First the extra tracks:
Baby I don't care - Abigail's party mix
The only one - Extended mix
Landslide of love - Extended mix
These versions of the songs are fine, but for myself I would have much preferred an extra demo or live track, than remixed or extended editions of the songs,
Sex Kick - Demo (B-side of Baby I don't care)
Saturn 5 - Demo (Baby I don't care CD single)
The demo of Sex Kick is pretty close to the version that appears on Pop Art, but Saturn 5 is as far as I can tell a pervious unreleased track, an up tempo indie punk song, similar to Revolution Baby, good stuff.
Down on you - Live version (B-side of Born to be sold)
Last time - Live version (B-side of Born to be sold)
Recorded live at Glasgow, Barrowlands by Radio Cylde Mobile, 21st June 1989
Demonstrating that the band could cut it on the live circuit, it's the Stones version of "The Last Time" but with a nice punky guitar riff, if you going to do a cover of a famous song you should try and mix it up a bit, instead of a Karaoke-cover, which TV achieve.

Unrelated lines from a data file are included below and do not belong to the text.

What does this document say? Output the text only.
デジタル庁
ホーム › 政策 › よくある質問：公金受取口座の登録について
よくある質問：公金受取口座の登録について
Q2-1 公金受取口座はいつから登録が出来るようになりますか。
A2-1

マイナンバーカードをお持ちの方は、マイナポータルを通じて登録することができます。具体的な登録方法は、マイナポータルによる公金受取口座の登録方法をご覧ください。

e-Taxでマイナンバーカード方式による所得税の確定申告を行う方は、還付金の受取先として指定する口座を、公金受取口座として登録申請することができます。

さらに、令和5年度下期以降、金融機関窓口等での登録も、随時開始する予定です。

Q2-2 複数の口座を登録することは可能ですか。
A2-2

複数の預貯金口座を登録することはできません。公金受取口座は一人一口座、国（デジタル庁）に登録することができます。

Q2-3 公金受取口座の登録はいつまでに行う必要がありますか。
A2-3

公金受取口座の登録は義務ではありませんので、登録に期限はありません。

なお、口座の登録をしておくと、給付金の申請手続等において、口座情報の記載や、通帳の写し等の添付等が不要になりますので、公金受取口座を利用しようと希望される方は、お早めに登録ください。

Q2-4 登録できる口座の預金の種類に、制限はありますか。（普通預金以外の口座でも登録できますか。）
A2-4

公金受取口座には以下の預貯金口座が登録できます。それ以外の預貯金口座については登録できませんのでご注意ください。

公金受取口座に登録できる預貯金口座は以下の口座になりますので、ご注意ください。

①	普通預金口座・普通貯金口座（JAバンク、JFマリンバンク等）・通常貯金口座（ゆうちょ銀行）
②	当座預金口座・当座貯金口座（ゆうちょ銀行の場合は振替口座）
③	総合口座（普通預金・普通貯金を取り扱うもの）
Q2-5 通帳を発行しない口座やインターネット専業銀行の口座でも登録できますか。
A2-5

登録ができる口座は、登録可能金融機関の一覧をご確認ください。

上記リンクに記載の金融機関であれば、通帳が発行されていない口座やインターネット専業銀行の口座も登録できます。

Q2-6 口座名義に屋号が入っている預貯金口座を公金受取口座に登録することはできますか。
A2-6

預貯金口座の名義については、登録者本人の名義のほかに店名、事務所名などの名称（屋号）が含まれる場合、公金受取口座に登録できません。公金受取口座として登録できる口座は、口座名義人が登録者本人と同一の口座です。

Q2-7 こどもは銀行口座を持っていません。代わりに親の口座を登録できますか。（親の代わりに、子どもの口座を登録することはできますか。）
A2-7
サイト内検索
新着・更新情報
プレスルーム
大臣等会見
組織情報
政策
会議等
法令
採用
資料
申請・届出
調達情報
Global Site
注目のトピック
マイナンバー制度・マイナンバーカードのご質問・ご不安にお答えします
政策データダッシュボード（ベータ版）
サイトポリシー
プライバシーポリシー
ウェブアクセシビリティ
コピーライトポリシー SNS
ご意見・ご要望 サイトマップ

Time for change (B-side of Baby I don't care)
Strings of my heart (B-side of Baby I don't care)
The Mystery song (B-side of The only one)
Love me (B-side of The only one)
W11 Blues (B-side of Landslide of love)
Hardtime (B-side of Landslide of love)
He's the only one for me (B-side of Landslide of love)
Kiss me (B-side of Born to be sold)
Excellent selection of non-album songs, with a lot of them having a more stripped down feel, which gives a nice balance to the big production sound of the album tracks. It's interesting that "The Mystery song" & "He's the only one for me" were written by Dave Parsons (he also wrote a couple of B-sides for "little Magnet..) & if he'd had written with Sayer, could have brought an extra dimension to TV's music, which could have been the way forward for the band, but guess we'll never no.
Whenever a band or singer release a great record, as a fan, on one hand your want them to evolve & take some risks, but on the other hand, you want your favourite act to record exactly the same record again. Thankfully TV chose the forma, recording a more mature, well-crafted record, more commercial than Pop Art, & the final epic track Velveteen does cast a long shadow over the rest of the record.
But I think all bands that want to create a successful second album, should use Velveteen as a template.